Oh, look, what have we here? Just another wackadoo Artpop promotion from the as-of-late particularly wackadoo Lady Gaga, right? Getting naked for Marina Abramovic and doing a Thanksgiving special with the Muppets seems of a piece with commissioning a silicone sex doll of yourself, right? Everything just goes into the high-lowbrow, sexual-but-not-sexy kitchen sink that is the Artpop journey, right?
Oh, how you all underestimate Lady Gaga. Much like Jeff Bezos and his army of stuff-drones, this weekend Stefani Germanotta revolutionized product delivery. You see, the Gagadoll, as manufactured by love-doll industry leader Orient Industry, is not just a life-size replica of everyone’s favorite art bitch with, as most outlets have only coyly hinted at, anatomically (not urban legendarily) correct orifices. It is also a way, alongside iTunes, Spotify, and physical CD, to experience Artpop.
“The mannequins may be stuck with poker faces, but you can listen to Gaga’s songs and secret messages by pressing your ear to their chest thanks to the implanted bone conduction technology,” reports the Japan Times. You guys, now is maybe not the time to confuse the issue with a “poker face” joke, or a bone conduction joke for that matter. Still, if money isn’t an issue and I have a choice between jamming to “G.U.Y.” on the sickest new Beats or through the squishy décolletage of a brand-new Gagadoll, I’m going for the latter for the pure experience. When you hear a great album (and make no mistake, Artpop is a great album), don’t you want to curl up with your head on the chest of the person who made it? Yes? No? Yes. One possible downside: You can only listen out of one ear at a time, but I guess that’s a good reason to get two Gagadolls.

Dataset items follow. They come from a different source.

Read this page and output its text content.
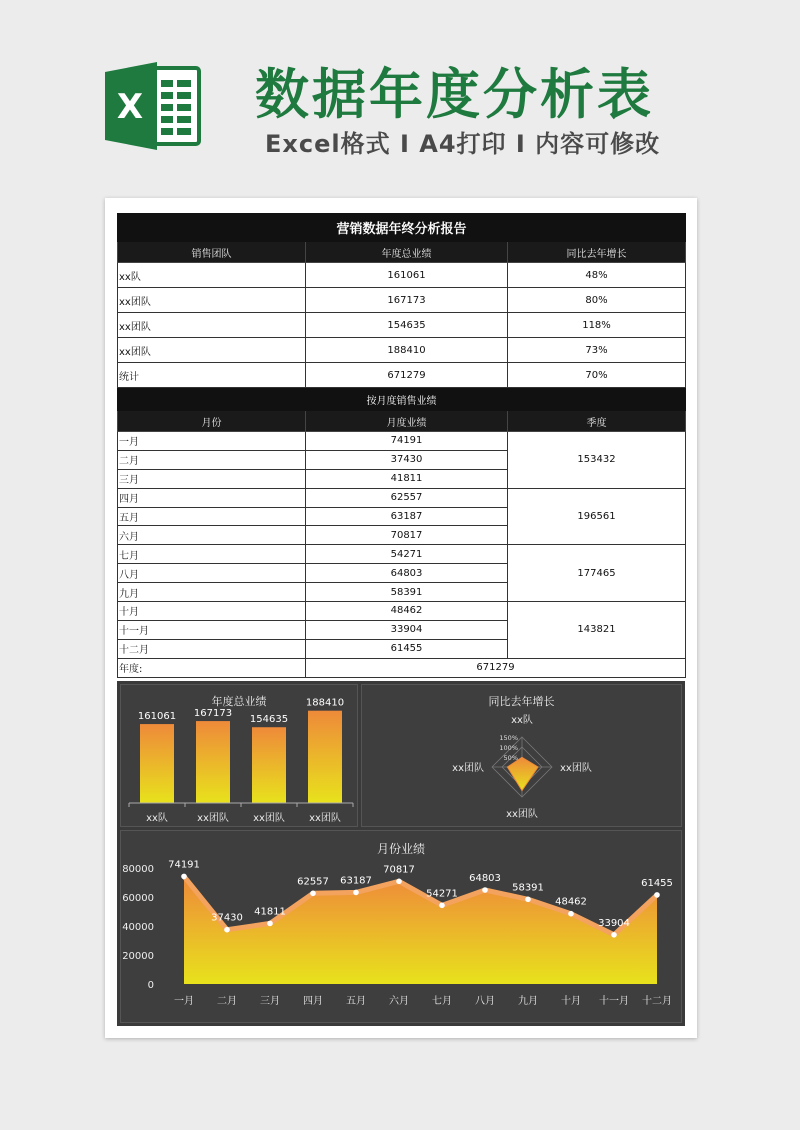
X 数据年度分析表
Excel格式 I A4打印 I 内容可修改
营销数据年终分析报告		
销售团队	年度总业绩	同比去年增长
xx队	161061	48%
xx团队	167173	80%
xx团队	154635	118%
xx团队	188410	73%
统计	671279	70%
按月度销售业绩		
月份	月度业绩	季度
一月	74191	153432
二月	37430	
三月	41811	
四月	62557	196561
五月	63187	
六月	70817	
七月	54271	177465
八月	64803	
九月	58391	
十月	48462	143821
十一月	33904	
十二月	61455	
年度:	671279	
年度总业绩
161061
xx队
167173
xx团队
154635
xx团队
188410
xx团队
同比去年增长
50%
100%
150%
xx队
xx团队
xx团队
xx团队
月份业绩
74191
一月
37430
二月
41811
三月
62557
四月
63187
五月
70817
六月
54271
七月
64803
八月
58391
九月
48462
十月
33904
十一月
61455
十二月
0
20000
40000
60000
80000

I, for one, can’t wait for more artists to jump on this trend. It’s somewhere in between the $200 special-edition box set and the Coachella hologram — it costs a lot of money and makes you feel weird, but it’s a weirdness you own, you stan of stans, a weirdness you keep in a chest in your living room for your darkest hours. It’s counterprogramming to the ever-more-ephemeral digital download era; instead of getting a new album via an invisible file on a computer somewhere, how about getting it on a life-size fake person that you can also have sex with? R. Kelly seems like the perfect candidate for Kellsdoll treatment, it’s definitely on-brand in terms of weird sexiness, and it would be right on time with Black Panties dropping (never stops being funny) on December 10. I mean, Gagadoll’s going to need some company. Who would make a better partner for mashing rubbery faces and singing sweet, postcoital melodies into each other’s chest cavities?